N’Diaye Ramatoulaye Diallo is a Malian politician and entrepreneur. She was the Minister of Handicrafts, Tourism and Culture in Mali from 2014 to 2020.

She is the daughter of Diallo Lalla Sy, a Malian politician, the former Minister of Employment and Public Service.

== Career ==
She began in the private sector where as founder of the earliest public relations agency (since 1998), she advises and supports the development of several private companies and affixes her mark of creativity on the major international events that have marked the Malian scene between 2000 and 2010. Her political rise stemmed from efforts to mobilize citizens for widespread participation in voting, particularly during a time of public disaffection, distrust in political elites, and general disenchantment among the Malian population. She later entered the political arena and, in 2013, became the deputy director of the presidential campaign for Ibrahim Boubacar Keïta, who at the time represented hopes for change and national sovereignty. Appointed Minister of Handicrafts, Tourism and Culture, she designed and implemented a vast program entitled Timbuktu Renaissance and passes the first law on intellectual property, which recognizes the status of artists and their right to live. of their work. She also launched a program to renew festivals in Mali. She launched in 2019 the initiative Mirii Blon in order to gather cultural actors and create synergy between the actors of the field and help culture blossoms in Mali. At internationally level, she is also the initiator of the first African Cultural Governance Barometer, a tool that aims to operationalize the Charter for the Cultural Renaissance of the African Union. She was a Special Advisor to UAE for Dubai Expo 2020 for Africa and Francophone countries.

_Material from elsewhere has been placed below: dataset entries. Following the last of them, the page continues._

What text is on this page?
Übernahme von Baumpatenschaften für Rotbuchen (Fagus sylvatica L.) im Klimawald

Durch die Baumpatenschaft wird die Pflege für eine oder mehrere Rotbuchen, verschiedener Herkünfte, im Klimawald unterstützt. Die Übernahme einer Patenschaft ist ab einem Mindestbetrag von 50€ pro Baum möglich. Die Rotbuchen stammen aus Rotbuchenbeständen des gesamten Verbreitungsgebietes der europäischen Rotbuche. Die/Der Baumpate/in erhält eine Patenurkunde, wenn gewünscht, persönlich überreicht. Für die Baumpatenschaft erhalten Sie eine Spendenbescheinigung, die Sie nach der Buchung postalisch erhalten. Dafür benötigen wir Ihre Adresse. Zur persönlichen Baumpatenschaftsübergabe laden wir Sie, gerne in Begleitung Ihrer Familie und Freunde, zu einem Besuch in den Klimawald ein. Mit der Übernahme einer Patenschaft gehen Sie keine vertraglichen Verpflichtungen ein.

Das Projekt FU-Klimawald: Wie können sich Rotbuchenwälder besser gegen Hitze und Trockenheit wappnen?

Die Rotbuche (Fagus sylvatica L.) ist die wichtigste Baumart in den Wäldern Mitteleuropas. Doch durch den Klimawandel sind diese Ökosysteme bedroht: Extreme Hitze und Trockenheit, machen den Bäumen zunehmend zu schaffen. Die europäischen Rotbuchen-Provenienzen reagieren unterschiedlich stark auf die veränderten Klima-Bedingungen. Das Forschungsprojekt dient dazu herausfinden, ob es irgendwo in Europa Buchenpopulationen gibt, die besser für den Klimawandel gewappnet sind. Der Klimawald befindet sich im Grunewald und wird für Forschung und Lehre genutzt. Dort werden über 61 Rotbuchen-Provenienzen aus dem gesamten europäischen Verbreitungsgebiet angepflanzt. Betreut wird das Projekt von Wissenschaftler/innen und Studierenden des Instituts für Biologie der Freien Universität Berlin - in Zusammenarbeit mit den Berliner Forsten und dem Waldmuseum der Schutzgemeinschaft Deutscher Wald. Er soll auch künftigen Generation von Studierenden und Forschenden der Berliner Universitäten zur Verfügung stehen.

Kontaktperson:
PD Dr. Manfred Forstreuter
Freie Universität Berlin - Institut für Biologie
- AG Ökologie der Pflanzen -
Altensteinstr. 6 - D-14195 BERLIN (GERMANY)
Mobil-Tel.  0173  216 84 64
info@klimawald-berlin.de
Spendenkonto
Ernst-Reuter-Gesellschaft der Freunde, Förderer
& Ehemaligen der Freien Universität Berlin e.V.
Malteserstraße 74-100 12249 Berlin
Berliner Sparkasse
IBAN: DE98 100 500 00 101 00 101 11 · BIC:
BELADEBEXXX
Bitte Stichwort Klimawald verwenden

She is currently the founder and CEO of GGWoA Foundation.

== Education ==
After completing her studies in 1993, she earned an International Bachelor of Arts in Communication and Marketing from Barry University in Miami in 1996, followed by a Master's degree in Marketing and Advertising from Columbus University in 1998. She also holds a postgraduate degree in strategic management and economic intelligence from Economic Warfare School of Paris.

== Recognition ==
In April 2017, the new government of Mali renewed her appointment as Minister of Culture, citing her previous accomplishments, including streamlining staff within her department and implementing a consensual agreement aimed at enabling artists to earn a decent living from their copyrights. She has been honored as an Officer of the National Order of Mali, a Commander of the National Order of Merit of France and is a recipient of the Commemorative Medal for the 70th anniversary of UNESCO.